The shooting bolsters his courage. But before long he perceives a certain rank scent, unpleasant but unidentifiable, composed (though he doesn’t know it) of all the poisons Julian’s men have sent aloft: powders for killing rats, solvents for paint, lye for soap, offal from the field hospital… A drop of something touches his exposed skin, and tingles or burns there. He squints once more into the night sky; his eyes are doused with caustic agents; he weeps involuntarily, and cannot see.… There was not enough of toxins and poisons in those bags to kill an army of Dutchmen, perhaps not enough to kill even one Dutchman, barring a lucky chance. But our hypothetical soldier chokes, he sweats, he fancies himself murdered or at least mortally tainted. It’s not a threat he can contain or confront. It comes out of the night like a supernatural visitation. All he can do, in the end, is run from it.
He’s not alone in reaching this conclusion.
I looked out on the Dutch encampments and saw chaos. First light could do nothing to dispel the fears Julian had so adroitly conjured. And Julian’s conjuring wasn’t finished. “Fire canister!” he cried, and the order was swiftly conveyed to our artillery emplacements. Evidently Julian had ordered certain canister shells to be filled with (as he later described it to me) a combination of flea powder and red dye. These exploded in huge clouds of amber dust, which the wind carried among the Dutch infantry in swirling clouds—harmlessly; but the Dutch reckoned the shells to be full of potent poison, and they fled from them the way they would never have fled a conventional artillery barrage.

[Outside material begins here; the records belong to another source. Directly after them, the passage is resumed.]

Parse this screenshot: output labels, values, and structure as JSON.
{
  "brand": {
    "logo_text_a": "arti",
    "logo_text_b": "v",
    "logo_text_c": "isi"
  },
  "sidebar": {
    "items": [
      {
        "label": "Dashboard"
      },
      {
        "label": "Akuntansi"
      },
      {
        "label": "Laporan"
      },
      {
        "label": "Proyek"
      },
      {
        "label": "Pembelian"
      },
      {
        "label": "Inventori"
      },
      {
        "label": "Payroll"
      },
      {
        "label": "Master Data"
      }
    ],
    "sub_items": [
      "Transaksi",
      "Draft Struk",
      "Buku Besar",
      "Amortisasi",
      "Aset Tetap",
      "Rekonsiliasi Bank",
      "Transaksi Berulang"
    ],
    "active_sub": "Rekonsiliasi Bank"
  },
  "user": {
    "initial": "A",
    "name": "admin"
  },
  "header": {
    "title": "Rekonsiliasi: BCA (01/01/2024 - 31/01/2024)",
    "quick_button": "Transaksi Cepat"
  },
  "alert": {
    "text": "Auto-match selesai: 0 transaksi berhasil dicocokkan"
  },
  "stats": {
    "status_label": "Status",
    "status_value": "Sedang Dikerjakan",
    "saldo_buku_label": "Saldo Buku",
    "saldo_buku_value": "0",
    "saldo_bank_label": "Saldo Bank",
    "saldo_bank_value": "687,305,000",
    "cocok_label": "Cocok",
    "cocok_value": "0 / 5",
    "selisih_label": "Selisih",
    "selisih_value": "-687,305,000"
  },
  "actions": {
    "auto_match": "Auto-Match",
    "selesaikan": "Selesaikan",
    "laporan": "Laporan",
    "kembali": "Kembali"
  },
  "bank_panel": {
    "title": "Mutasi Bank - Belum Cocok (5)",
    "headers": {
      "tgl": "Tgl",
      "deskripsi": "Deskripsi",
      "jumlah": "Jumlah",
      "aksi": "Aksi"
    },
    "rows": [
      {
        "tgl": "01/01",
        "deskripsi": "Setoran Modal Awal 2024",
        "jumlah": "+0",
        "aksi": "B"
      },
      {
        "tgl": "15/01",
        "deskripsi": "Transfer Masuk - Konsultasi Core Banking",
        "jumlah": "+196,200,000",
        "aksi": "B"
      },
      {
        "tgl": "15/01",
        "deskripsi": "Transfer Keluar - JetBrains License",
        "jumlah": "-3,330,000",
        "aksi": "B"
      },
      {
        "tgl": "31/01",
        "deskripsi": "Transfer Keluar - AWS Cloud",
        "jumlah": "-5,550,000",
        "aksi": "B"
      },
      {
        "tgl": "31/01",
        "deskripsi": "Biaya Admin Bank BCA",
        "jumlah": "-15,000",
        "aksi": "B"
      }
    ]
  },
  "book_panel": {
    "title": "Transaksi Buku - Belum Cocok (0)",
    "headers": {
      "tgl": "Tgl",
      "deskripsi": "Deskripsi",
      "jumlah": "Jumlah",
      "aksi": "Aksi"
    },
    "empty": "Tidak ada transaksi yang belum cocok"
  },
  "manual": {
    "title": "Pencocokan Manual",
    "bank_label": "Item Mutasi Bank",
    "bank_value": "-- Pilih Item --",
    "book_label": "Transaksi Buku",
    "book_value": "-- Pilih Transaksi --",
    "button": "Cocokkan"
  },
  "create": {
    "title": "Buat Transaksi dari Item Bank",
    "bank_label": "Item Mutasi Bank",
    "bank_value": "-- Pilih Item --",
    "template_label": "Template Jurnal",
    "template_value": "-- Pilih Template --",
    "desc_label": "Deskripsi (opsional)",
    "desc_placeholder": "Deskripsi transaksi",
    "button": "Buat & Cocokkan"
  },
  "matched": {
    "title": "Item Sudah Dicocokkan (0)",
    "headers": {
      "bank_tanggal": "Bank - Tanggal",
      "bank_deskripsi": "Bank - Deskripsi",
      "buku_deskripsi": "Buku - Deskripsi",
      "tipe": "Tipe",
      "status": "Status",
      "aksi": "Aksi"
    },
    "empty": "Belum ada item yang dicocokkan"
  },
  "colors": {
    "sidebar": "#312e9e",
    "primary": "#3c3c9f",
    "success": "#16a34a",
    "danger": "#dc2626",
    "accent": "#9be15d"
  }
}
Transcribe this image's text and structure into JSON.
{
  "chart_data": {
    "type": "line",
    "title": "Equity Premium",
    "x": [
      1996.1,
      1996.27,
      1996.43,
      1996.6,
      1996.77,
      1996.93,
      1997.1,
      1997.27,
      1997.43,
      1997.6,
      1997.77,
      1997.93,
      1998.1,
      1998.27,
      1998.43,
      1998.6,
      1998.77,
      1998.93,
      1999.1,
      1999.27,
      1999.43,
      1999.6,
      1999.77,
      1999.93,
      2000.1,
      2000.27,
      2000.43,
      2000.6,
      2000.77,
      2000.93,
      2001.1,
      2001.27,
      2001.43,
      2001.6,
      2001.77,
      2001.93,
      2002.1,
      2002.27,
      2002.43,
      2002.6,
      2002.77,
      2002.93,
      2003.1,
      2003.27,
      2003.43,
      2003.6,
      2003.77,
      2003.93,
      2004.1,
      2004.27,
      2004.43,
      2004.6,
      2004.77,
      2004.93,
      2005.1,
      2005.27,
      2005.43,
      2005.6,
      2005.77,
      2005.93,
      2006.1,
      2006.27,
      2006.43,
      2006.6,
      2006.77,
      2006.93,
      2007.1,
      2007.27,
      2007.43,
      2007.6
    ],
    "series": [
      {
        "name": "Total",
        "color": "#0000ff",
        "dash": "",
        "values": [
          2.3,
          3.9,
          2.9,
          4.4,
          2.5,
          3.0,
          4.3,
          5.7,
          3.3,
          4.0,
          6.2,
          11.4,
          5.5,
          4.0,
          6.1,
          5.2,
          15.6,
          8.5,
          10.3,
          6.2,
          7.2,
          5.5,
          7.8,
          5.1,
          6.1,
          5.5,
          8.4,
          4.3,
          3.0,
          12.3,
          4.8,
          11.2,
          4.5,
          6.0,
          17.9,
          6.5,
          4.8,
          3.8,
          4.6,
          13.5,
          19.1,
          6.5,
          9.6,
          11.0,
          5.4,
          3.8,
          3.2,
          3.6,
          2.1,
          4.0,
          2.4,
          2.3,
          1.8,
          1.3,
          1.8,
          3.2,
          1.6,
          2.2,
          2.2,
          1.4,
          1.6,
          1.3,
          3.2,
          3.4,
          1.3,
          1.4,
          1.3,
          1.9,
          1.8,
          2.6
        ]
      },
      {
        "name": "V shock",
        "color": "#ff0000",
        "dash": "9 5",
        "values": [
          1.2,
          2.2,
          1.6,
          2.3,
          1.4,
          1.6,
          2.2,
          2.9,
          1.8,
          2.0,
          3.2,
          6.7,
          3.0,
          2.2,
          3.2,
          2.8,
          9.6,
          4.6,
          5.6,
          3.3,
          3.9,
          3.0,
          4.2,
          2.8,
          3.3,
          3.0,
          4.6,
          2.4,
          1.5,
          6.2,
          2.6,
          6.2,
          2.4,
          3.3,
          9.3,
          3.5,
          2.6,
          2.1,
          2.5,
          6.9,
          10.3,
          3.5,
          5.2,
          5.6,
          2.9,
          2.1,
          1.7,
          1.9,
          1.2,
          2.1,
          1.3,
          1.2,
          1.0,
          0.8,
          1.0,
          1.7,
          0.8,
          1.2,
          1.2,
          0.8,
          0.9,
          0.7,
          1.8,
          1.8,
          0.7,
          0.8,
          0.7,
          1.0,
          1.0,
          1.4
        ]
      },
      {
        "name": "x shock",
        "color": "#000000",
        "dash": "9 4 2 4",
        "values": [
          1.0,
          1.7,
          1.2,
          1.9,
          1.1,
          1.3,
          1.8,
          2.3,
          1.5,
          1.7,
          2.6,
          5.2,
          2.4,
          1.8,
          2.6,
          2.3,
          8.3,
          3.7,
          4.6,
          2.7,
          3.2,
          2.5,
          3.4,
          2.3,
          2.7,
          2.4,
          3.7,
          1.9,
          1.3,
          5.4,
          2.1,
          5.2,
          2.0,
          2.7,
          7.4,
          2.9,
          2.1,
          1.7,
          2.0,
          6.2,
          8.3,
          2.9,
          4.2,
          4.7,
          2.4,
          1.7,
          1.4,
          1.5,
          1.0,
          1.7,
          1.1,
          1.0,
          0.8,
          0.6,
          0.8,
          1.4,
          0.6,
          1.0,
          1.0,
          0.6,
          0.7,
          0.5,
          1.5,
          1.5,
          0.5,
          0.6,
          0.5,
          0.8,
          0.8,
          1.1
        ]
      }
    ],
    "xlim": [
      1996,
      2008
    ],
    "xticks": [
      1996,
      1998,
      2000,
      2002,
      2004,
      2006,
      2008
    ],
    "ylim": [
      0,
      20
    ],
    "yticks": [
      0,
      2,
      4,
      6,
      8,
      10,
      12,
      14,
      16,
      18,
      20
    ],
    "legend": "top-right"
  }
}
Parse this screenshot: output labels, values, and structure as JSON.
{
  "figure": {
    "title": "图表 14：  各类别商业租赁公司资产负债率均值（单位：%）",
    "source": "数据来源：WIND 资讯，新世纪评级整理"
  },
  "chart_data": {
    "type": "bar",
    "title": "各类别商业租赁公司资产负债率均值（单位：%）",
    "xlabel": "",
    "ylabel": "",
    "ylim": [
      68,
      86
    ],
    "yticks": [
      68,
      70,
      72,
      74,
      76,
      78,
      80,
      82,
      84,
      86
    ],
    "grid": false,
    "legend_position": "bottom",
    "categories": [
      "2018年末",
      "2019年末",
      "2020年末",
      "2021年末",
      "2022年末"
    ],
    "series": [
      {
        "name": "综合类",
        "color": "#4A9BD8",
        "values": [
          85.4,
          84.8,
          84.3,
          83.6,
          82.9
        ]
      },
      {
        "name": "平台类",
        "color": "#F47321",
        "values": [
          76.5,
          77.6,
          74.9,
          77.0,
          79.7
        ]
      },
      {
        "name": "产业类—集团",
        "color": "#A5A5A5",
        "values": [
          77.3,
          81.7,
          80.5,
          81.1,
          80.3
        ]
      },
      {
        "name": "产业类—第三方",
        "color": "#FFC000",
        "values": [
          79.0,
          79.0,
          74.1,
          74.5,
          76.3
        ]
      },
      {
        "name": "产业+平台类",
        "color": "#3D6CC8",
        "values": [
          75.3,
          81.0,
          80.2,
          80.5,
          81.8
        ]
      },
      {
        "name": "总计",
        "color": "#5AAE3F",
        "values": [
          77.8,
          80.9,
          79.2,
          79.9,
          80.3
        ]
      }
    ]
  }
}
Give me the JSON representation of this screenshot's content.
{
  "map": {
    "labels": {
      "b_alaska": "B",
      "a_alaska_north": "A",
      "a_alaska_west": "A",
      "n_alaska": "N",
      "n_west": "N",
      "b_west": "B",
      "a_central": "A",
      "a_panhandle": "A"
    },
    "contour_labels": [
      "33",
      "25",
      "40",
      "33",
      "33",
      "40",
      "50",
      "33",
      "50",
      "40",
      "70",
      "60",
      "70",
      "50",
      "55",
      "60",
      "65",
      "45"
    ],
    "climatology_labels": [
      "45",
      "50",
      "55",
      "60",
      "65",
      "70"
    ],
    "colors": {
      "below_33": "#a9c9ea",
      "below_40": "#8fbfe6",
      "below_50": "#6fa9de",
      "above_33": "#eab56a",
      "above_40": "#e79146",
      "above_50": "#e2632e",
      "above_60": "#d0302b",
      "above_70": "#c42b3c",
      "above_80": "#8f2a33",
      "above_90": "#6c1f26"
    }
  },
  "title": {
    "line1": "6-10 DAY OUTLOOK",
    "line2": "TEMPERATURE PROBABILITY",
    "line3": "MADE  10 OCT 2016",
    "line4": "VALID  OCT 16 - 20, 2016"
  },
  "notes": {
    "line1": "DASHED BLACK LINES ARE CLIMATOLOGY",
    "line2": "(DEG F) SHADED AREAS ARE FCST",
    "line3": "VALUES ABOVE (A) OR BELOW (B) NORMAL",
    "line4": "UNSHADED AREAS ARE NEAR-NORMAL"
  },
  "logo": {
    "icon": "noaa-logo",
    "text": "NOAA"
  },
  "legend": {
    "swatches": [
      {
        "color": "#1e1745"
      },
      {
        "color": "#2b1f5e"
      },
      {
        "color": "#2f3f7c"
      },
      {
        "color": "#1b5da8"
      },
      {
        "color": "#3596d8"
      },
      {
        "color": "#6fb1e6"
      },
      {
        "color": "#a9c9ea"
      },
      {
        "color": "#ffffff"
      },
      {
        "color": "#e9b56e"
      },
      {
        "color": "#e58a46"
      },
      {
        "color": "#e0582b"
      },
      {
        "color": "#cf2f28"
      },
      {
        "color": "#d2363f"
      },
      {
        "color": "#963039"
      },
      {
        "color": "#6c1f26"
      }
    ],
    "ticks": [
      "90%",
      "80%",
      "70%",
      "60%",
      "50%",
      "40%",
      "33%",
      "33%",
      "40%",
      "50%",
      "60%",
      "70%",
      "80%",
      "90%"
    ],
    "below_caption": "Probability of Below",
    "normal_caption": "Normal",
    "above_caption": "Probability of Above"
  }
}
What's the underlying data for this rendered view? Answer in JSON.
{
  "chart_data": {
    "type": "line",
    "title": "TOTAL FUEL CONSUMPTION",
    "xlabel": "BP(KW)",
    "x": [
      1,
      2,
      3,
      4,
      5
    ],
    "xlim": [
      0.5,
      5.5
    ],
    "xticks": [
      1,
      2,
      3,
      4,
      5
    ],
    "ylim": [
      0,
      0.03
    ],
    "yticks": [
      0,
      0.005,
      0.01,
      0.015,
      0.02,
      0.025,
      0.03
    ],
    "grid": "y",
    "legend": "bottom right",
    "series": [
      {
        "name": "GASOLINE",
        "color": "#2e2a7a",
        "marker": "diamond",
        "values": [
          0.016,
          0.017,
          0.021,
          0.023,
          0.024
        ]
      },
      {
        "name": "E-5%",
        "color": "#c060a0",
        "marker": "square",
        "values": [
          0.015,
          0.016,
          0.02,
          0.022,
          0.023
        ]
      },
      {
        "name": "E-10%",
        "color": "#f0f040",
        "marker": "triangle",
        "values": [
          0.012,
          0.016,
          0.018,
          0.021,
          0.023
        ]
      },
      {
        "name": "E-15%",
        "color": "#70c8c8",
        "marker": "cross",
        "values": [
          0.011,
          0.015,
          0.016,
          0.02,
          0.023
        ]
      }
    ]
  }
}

The Mitteleuropan commanders rode among the men on horses, trying to rally their troops; but it was soon clear that the Dutch middle had collapsed, creating an opening for an American advance.
Julian ordered the attack at once. Moments later an entire regiment of American infantry, wearing black silken hoods over their heads, stormed out of our trenches and lunettes, hooting ferociously and wielding Pittsburgh rifles and a few invaluable Trench Sweepers.
The Dutch commander panicked and threw all his forces against us in an attempt to hold the center. Julian had anticipated this, and quickly directed our cavalry to ride against the Dutch flanks. The American cavalry were hungry men on hungry horses, but their charge was effective. More Trench Sweepers were brought to bear. The watery sun, when it finally broached the horizon, peered down on bloody carnage.
Our entire army was poised to break out, the infantry and cavalry in front, supply wagons and the portable wounded behind them, more infantry and cavalry at the rear for protection. “Ride with me, Adam!” Julian cried; and two slat-ribbed stallions were brought up, with saddles and provisions and ammunition bags; and we galloped eastward behind a brave flourish of regimental flags.